Cette démarche est aussi celle des sciences humaines qui
considèrent l'homme dans son histoire et son rapport au monde.
Depuis l'Antiquité, les hommes et les femmes ont bâti
des civilisations, produit des écrits, des œuvres d'art,
qui tous témoignent de la richesse de la pensée humaine.
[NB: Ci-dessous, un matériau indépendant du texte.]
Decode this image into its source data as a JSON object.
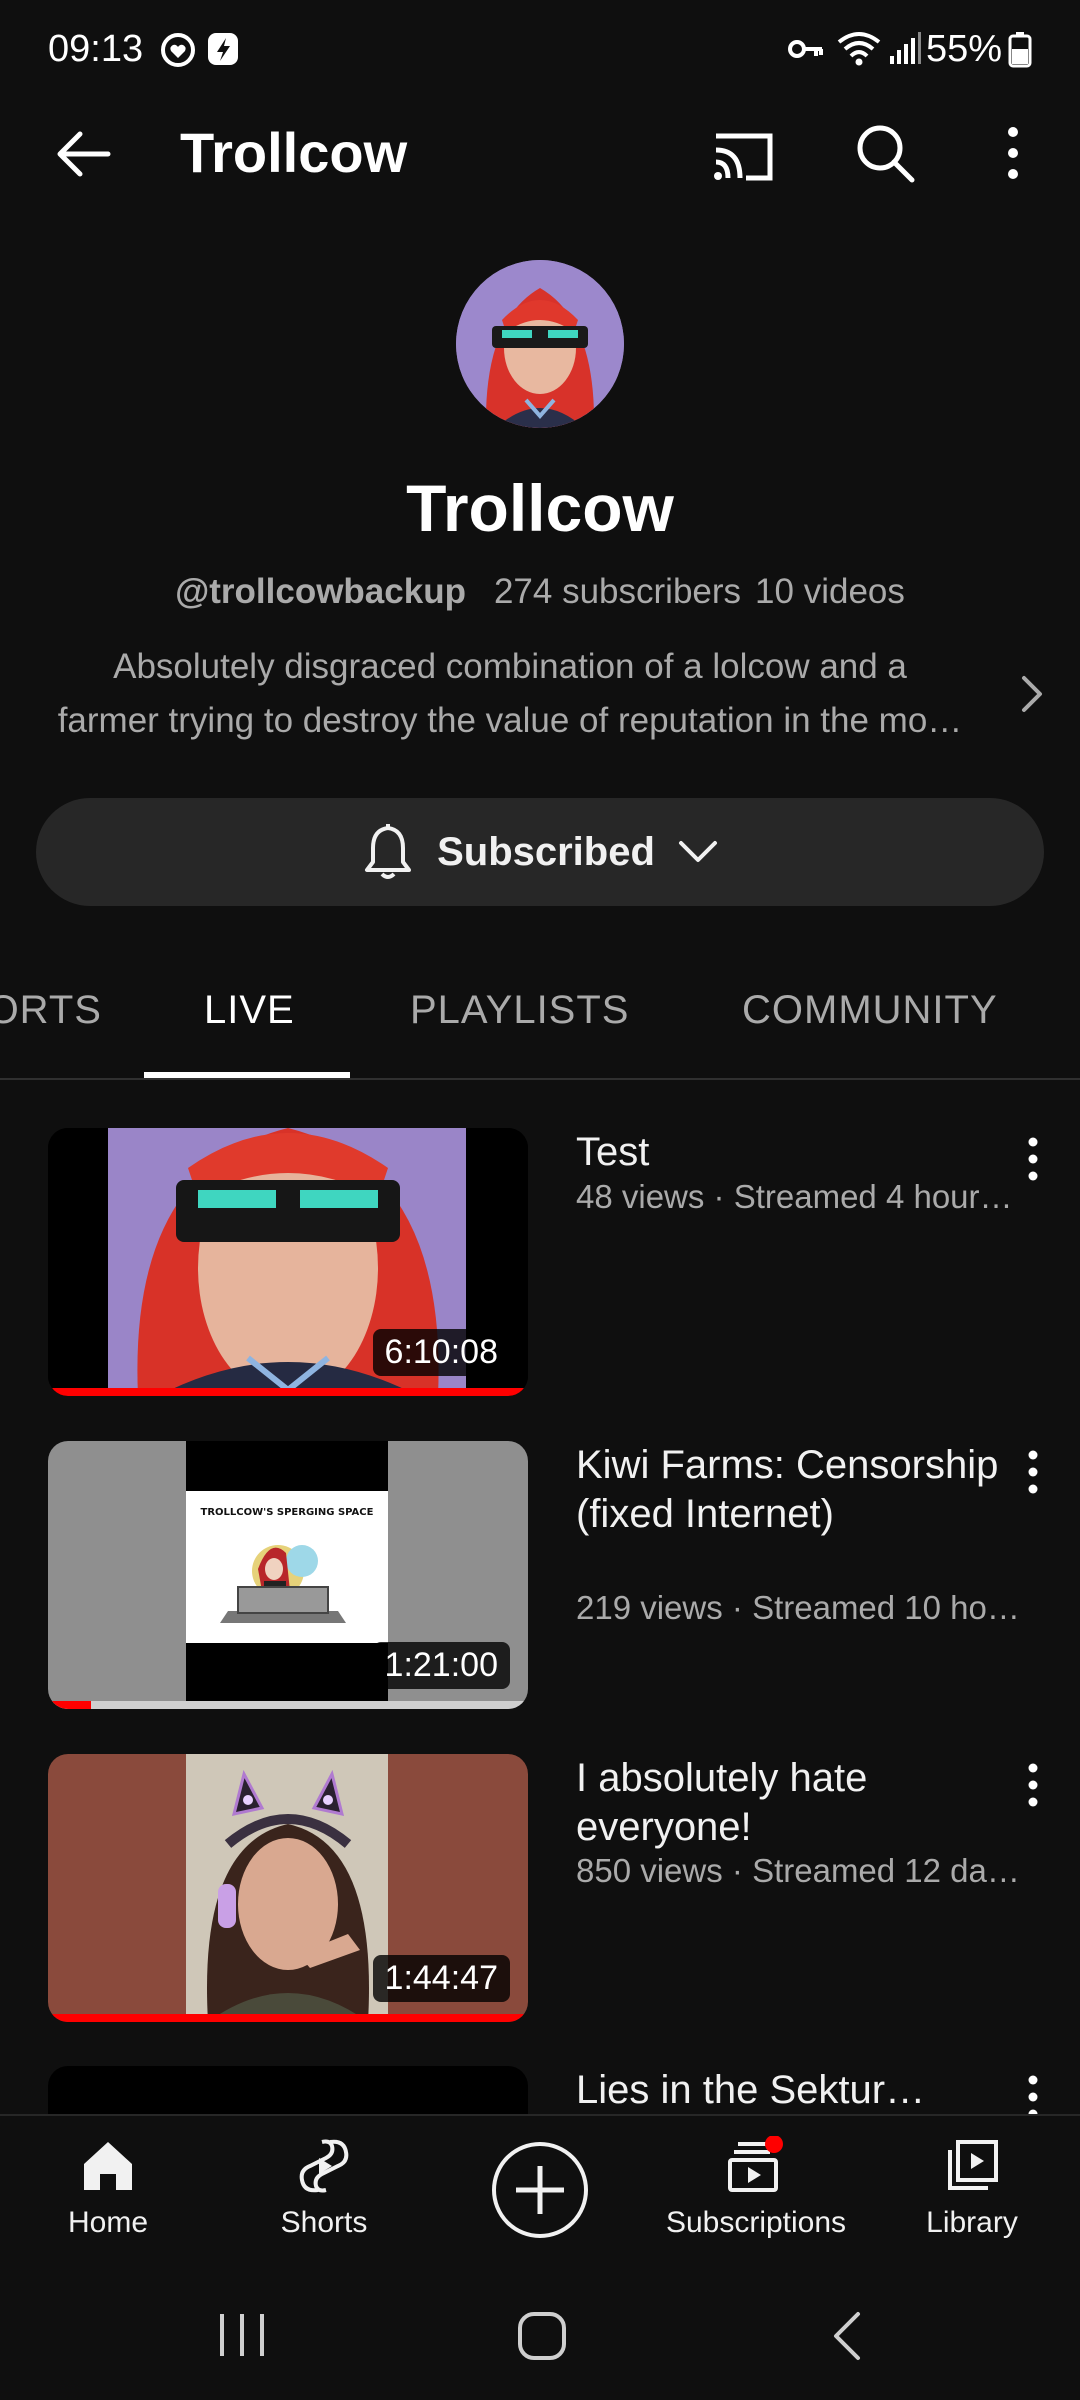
{
  "status_bar": {
    "time": "09:13",
    "battery": "55%"
  },
  "top_bar": {
    "title": "Trollcow"
  },
  "channel": {
    "name": "Trollcow",
    "handle": "@trollcowbackup",
    "subscribers": "274 subscribers",
    "videos": "10 videos",
    "description_line1": "Absolutely disgraced combination of a lolcow and a",
    "description_line2": "farmer trying to destroy the value of reputation in the mo…",
    "subscribe_label": "Subscribed"
  },
  "tabs": [
    {
      "label": "SHORTS"
    },
    {
      "label": "LIVE",
      "active": true
    },
    {
      "label": "PLAYLISTS"
    },
    {
      "label": "COMMUNITY"
    }
  ],
  "videos": [
    {
      "title": "Test",
      "meta": "48 views · Streamed 4 hour…",
      "duration": "6:10:08",
      "watched_fraction": 1.0
    },
    {
      "title": "Kiwi Farms: Censorship (fixed Internet)",
      "meta": "219 views · Streamed 10 ho…",
      "duration": "1:21:00",
      "watched_fraction": 0.09,
      "thumb_text": "TROLLCOW'S SPERGING SPACE"
    },
    {
      "title": "I absolutely hate everyone!",
      "meta": "850 views · Streamed 12 da…",
      "duration": "1:44:47",
      "watched_fraction": 1.0
    },
    {
      "title": "Lies in the Sektur…"
    }
  ],
  "bottom_nav": {
    "home": "Home",
    "shorts": "Shorts",
    "subscriptions": "Subscriptions",
    "library": "Library"
  },
  "colors": {
    "background": "#0f0f0f",
    "accent_red": "#ff0000",
    "chip": "#272727",
    "secondary_text": "#aaaaaa"
  }
}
N'est-ce pas la plus belle démonstration que l'être
humain n'est pas enfermé dans un déterminisme biologique
?
Dire que les valeurs qui fondent nos sociétés sont
situées dans la nature, c'est mettre l'accent sur les servitudes
de la pensée et pas sur sa liberté. Or c'est précisément
cette liberté de création, d'imagination qui distingue
radicalement l'homme des autres espèces. Grâce à
son cerveau, l'être humain est le seul à pouvoir échapper
aux lois dictées par les gènes et les hormones. Comme
l'a si bien dit le grand biologiste François Jacob,
“ Comme tout organisme vivant, l'être humain est
génétiquement programmé, mais programmé
pour apprendre. Chez les organismes plus complexes, le programme
génétique devient moins contraignant, en ce sens qu'il
ne prescrit pas en détail les différents aspects du
comportement, mais laisse à l'organisme la possibilité
de choix. L'ouverture du programme génétique augmente
au cours de l'évolution pour culminer avec l'humanité.